Kath Davies, director of children and young people’s services at Tees, Esk and Wear Valleys NHS Foundation Trust said “Parenting is one of the hardest tasks we do. The Recovery College Online have a range of resources for children, young people, parents and carers that can help you to support the mental wellbeing of your family during this period. You may also find our top tips for strengthening your child’s emotional resilience helpful during this challenging time.”
Here are some things you can do to support your children during the pandemic:
1. Maintain a daily routine
Routines are always important for children’s mental wellbeing. Right now, their lives have changed dramatically in a very short space of time. Trying to make sure that a new routine is implemented as soon as possible is important. That doesn’t mean you have to become a superhero and do it all. Find two or three things that give a sense of stability each day, whether that’s a predictable meal time, planned time to rest and chat to people, or making sure you are up and dressed by a certain time.
2. Keep expectations reasonable (theirs and yours)
Changing circumstances can leave us all feeling overwhelmed, stressed and anxious. Your children are the same. No matter how well prepared you are, or how fantastic your plans are, things will not go as well as you expect them to. Try to lower your standards. These are unprecedented times and it is important to be kind, compassionate and understanding to ourselves and each other.
3. Spend one-on-one time with them
This one has suddenly become a lot easier! Spending one-on-one time with your children lets them know how important they are to you and that you are interested in them. Cook together, play games, read books or watch a film together. Just being together, listening and responding appropriately builds connections that boost your child’s self-esteem.
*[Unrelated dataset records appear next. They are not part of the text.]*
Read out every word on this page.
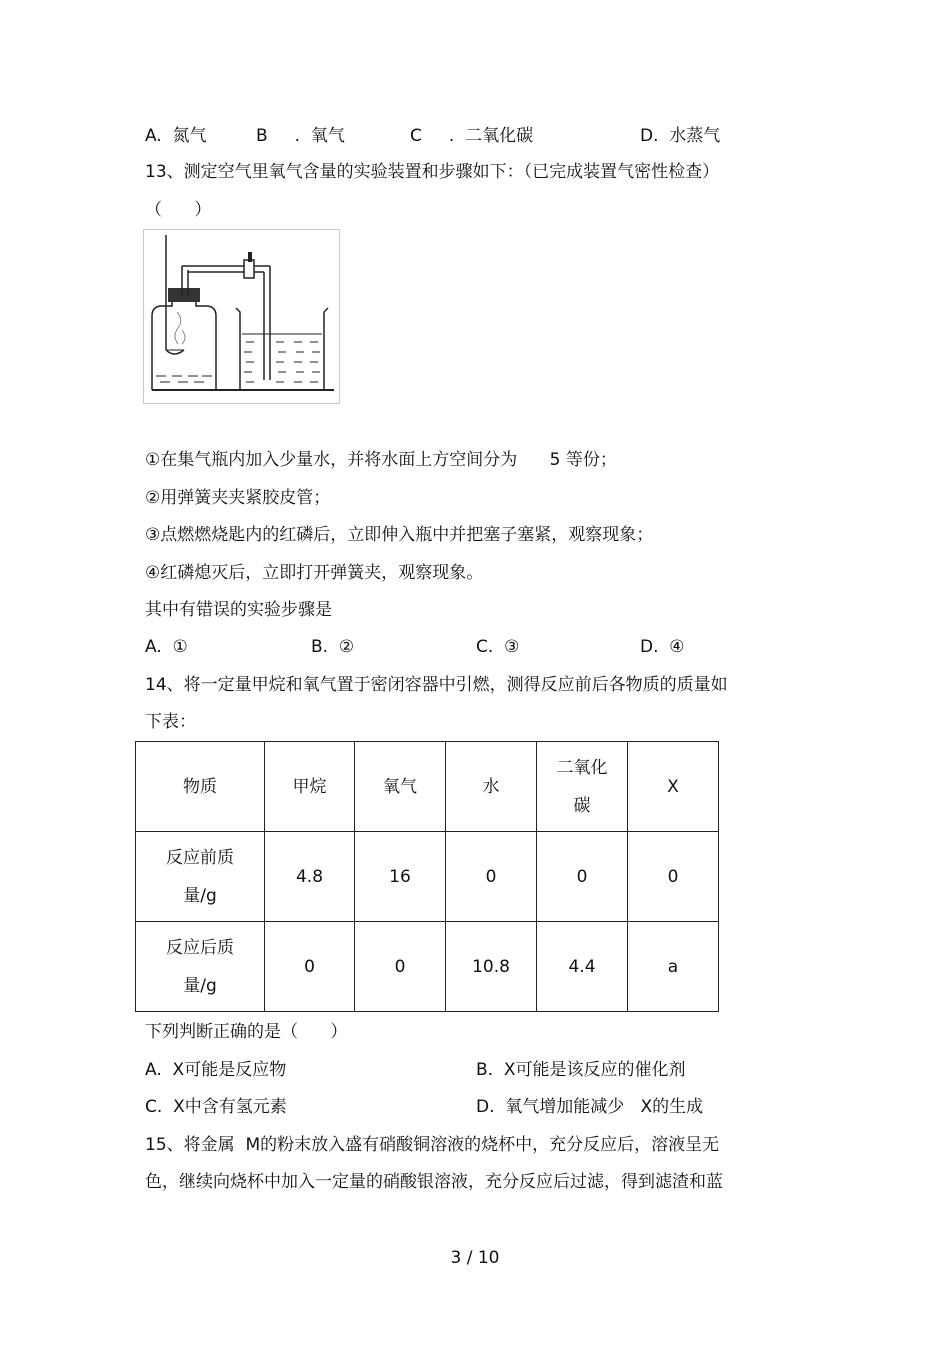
A.  氮气	B     .  氧气	C     .  二氧化碳	D.  水蒸气
13、测定空气里氧气含量的实验装置和步骤如下：（已完成装置气密性检查）
（      ）
①在集气瓶内加入少量水，并将水面上方空间分为      5 等份；
②用弹簧夹夹紧胶皮管；
③点燃燃烧匙内的红磷后，立即伸入瓶中并把塞子塞紧，观察现象；
④红磷熄灭后，立即打开弹簧夹，观察现象。
其中有错误的实验步骤是
A.  ①	B.  ②	C.  ③	D.  ④
14、将一定量甲烷和氧气置于密闭容器中引燃，测得反应前后各物质的质量如
下表：
物质	甲烷	氧气	水	二氧化碳	X
反应前质量/g	4.8	16	0	0	0
反应后质量/g	0	0	10.8	4.4	a
下列判断正确的是（      ）
A.  X可能是反应物	B.  X可能是该反应的催化剂
C.  X中含有氢元素	D.  氧气增加能减少   X的生成
15、将金属  M的粉末放入盛有硝酸铜溶液的烧杯中，充分反应后，溶液呈无
色，继续向烧杯中加入一定量的硝酸银溶液，充分反应后过滤，得到滤渣和蓝
3 / 10
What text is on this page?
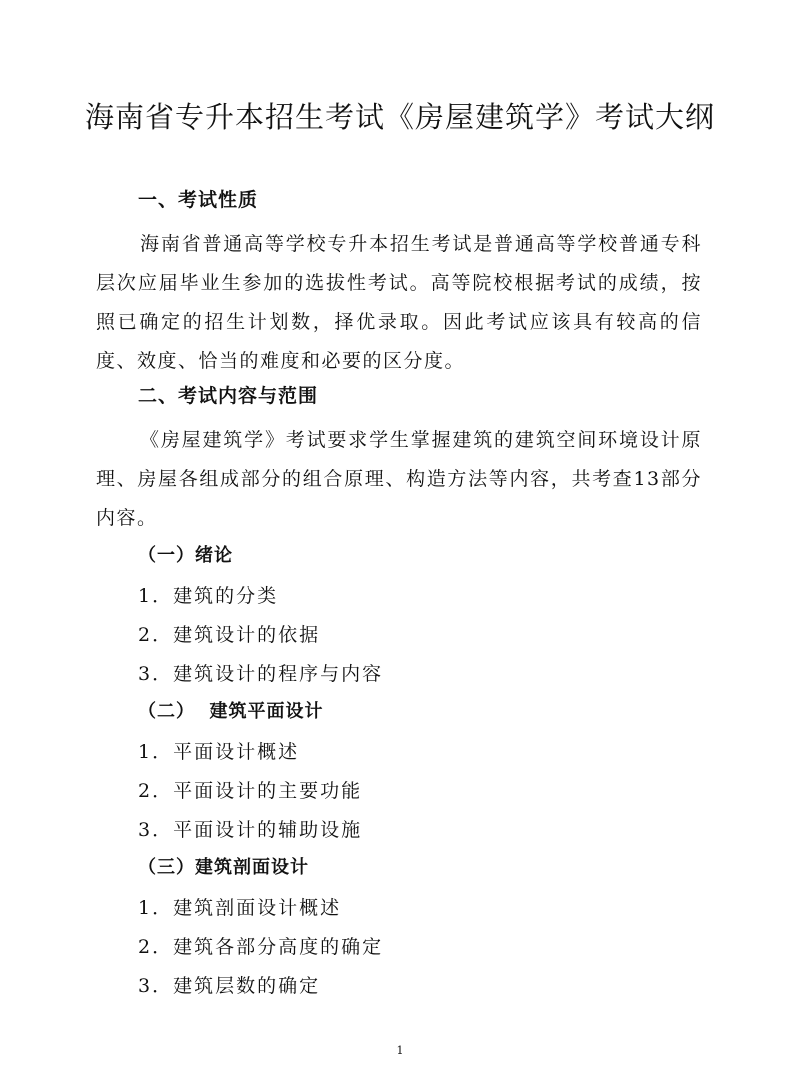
海南省专升本招生考试《房屋建筑学》考试大纲
一、考试性质
海南省普通高等学校专升本招生考试是普通高等学校普通专科层次应届毕业生参加的选拔性考试。高等院校根据考试的成绩，按照已确定的招生计划数，择优录取。因此考试应该具有较高的信度、效度、恰当的难度和必要的区分度。
二、考试内容与范围
《房屋建筑学》考试要求学生掌握建筑的建筑空间环境设计原理、房屋各组成部分的组合原理、构造方法等内容，共考查13部分内容。
（一）绪论
1．建筑的分类
2．建筑设计的依据
3．建筑设计的程序与内容
（二）  建筑平面设计
1．平面设计概述
2．平面设计的主要功能
3．平面设计的辅助设施
（三）建筑剖面设计
1．建筑剖面设计概述
2．建筑各部分高度的确定
3．建筑层数的确定
1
4. Encourage them to try new things
Use this time to teach your children to do age appropriate tasks around the house. It’s something new and develops skills that they can take pride in, helping to build their self-esteem. It helps you too – double whammy!
5. Acknowledge their emotions
It can be tempting to brush aside our children’s fears and tell them there’s nothing to worry about, but the world is showing them something different right now. Let them talk to you about their concerns and worries. Let them know that other people feel the same way. Use this opportunity to remind them that feelings are temporary and talk to them about what they think can help them to feel a bit better.
6. Help them to see the bright side in situations
When we’re feeling down it can be difficult to see the bright side in situations. That’s where you can help. Whether it’s getting more screen time, having more time with the family or not having to go to school, remind them that every cloud has a silver lining and that this current situation will pass. Being able to find the positives helps us to move on from our feelings.
7. Support them to make and maintain friendships
Not going to school is a huge change for children and young people and not seeing their friends is going to be very difficult for them. Support your child to stay in contact with their friends using age appropriate digital technologies. Have group chats, use social media or have walkie-talkies your kids can use with your neighbours in the garden. Explore, experiment and be safe.
8. Encourage them to help others
Doing something kind or for the benefit of someone else is good for you too. Evidence shows that it can help to reduce stress and improve your emotional wellbeing. Sending letters to local residents in care homes, joining in with ‘Clap for our carers’ or displaying a rainbow in your window could bring a little joy to others (and could give them a little lift too).
9. Have a healthy lifestyle
Taking care of your child’s physical health has a positive impact on your mental wellbeing. Simple steps like limiting the amount of sugar they eat, giving them some fruit and vegetables each day and supporting them to get some exercise (even if it’s playing on the Wii or trampoline) can make a huge difference.
10. Set an example – show them that you are resilient.
Probably the toughest on the list. We don’t have to hide our feelings from our children but if we can, it’s best to show them how to move on from them. Seeing you going about your daily life will reassure them that they will be ok.